Wheeler reports (1948, p. 71):
The nation had its eyes on the A. and M. School movement in Georgia. Educators came from every state in the nation to study this daring experiment. Colleges and Universities sent committees to the state to see what Georgia was attempting. National educational organizations selected Atlanta for their annual meeting place in order to visit the Congressional District schools. This venture in education held the spotlight in America for more than a decade.
Whenever we teach about the history of agricultural education we often start with the Smith-Hughes Act of 1917. However, we really should start earlier as this Footnote shows. In addition to Georgia there were Congressional District Agricultural Schools in Alabama (started in 1889) and Virginia (started in 1908-1910).
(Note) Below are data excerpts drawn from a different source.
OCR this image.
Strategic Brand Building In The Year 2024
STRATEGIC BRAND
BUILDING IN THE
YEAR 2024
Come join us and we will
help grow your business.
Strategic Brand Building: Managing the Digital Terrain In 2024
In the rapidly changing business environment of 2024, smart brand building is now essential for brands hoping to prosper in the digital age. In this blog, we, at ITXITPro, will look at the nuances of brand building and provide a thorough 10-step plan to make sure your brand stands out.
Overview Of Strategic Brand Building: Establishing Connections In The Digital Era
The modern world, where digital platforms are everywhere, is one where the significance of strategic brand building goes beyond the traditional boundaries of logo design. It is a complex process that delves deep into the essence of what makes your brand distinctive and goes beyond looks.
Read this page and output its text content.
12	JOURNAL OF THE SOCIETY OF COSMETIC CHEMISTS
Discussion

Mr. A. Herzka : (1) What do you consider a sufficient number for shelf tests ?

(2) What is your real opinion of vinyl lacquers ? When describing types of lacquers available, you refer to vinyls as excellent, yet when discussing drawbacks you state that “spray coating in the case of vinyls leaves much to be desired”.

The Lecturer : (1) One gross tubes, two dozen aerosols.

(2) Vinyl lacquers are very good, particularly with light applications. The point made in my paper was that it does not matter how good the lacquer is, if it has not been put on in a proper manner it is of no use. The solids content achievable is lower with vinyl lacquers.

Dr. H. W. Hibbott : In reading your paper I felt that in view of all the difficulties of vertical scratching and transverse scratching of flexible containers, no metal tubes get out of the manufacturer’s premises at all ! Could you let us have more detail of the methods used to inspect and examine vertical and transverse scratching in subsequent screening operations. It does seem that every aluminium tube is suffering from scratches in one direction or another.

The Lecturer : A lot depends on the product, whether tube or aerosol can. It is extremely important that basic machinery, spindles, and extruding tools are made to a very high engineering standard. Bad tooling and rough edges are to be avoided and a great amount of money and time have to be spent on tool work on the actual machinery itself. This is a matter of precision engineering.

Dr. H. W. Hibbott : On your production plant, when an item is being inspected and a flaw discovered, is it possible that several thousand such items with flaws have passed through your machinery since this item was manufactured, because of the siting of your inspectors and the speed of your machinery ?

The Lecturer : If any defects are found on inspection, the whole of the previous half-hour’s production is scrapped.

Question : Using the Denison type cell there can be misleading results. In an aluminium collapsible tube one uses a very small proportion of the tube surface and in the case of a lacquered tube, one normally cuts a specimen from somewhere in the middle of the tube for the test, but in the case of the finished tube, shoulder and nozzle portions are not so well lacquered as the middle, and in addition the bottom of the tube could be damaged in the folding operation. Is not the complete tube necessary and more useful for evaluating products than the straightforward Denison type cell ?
There were a variety of other state and local efforts to teach agriculture in high schools (and elementary schools) prior to 1917. The Congressional District Agricultural Schools helped pave the way for the passage of the Smith-Hughes Act.
A brief synopsis of pre Smith-Hughes agricultural education can be found in the article “The Status of Agricultural Education Prior to the Smith‑Hughes Act” published in The Agricultural Education Magazine in 1987 (Volume 59, issue 8, pages 8‑10). To learn more about Congressional District Schools read John Hillison’s article Congressional District Schools: Forerunner of Federally Supported Vocational Agriculture in the Journal of Agricultural Education (1989, Volume 30, No. 4, pages 7-13).
Wheeler, J. T. (1948). Two Hundred Years of Agricultural Education in Georgia. Interstate, Danville, IL.